I am investigating Enigma rotors, which cause the 26 letters of the alphabet to become permuted between input and output. There are therefore 26! possible rotors. But what seems to be important in terms of the Enigma producing random permutations is that the number of permutation offsets is as large as possible. By permutation offset, I mean the difference in position between the output letter and the input letter. So for example, if A permutes to E, then the resulting difference is 5-1=4. If H permutes to D then the resulting difference is 4-8=-4=22mod26. So collectively there are 26 permutation offsets for an Enigma rotor. However, it can be shown that it is impossible for all 26 different offsets i.e. the set of integers from 0-25 inclusive to be present. So I am interested in estimating how many different rotors are possible with 25 different offsets.

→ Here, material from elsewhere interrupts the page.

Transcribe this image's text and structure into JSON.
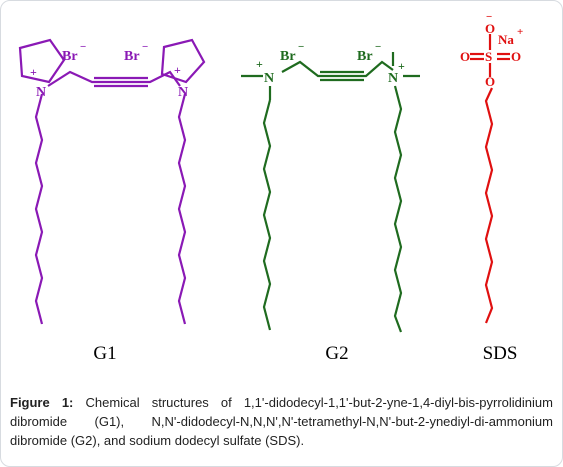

Computationally, I don't think it is possible to assess all 26! permutations and keep a count of the ones that result in 25 offsets. So I have resorted to creating random permutations using the Python random.shuffle function. Over 5 billion random samples (which takes 12 hours to run on my admittedly old PC), I have measured anything between 48 and 75 of these permutations, so we are talking order of 10-15 per billion random permutations. So, these permutations are very rare, but in the context of 26!, there are also a lot of them (order 10^18)

So my question is: how many random samples would I need to test before I could be confident that my estimate of the frequency of these permutations is correct within +/-5%? What about +/-1%? I have tried dividing the sample space into smaller intervals eg of 100 million and then using the resulting data to produce a confidence interval. But I doubt that approach has any mathematical validity.

Any help or advice gratefully appreciated. I suspect this is a fairly generic problem in statistics, but I haven't been able to find an answer using Google.

1

There are 1 best solutions below

4
On

The 95% confidence interval for a binomial proportion estimate is $$ \hat p\pm 1.96\sqrt{\hat p(1-\hat p)/n}\\\approx \hat p\pm 1.96\sqrt{\hat p/n}, $$ where $\hat p$ is the sample probability that a permutation has twenty-five different offsets. I am using the approximation $1-\hat p\approx 1$.

If you want to be confident about the mean within 5% relative error, the half-width of this interval must be at most $0.05\hat p$. From $1.96\sqrt{\hat p/n}\le 0.05\hat p$, we get $$ n\gtrsim 1537/\hat p $$ Since your data suggests that $p\approx 10^{-8}$, this means you would require more than $1.5\times 10^{11}$ samples to get $5\%$ relative error. To get $1\%$ error, you would need to scale up that number by twenty-five.

In general, binomial confidence intervals are not feasible when estimating rare probabilities, unfortunately.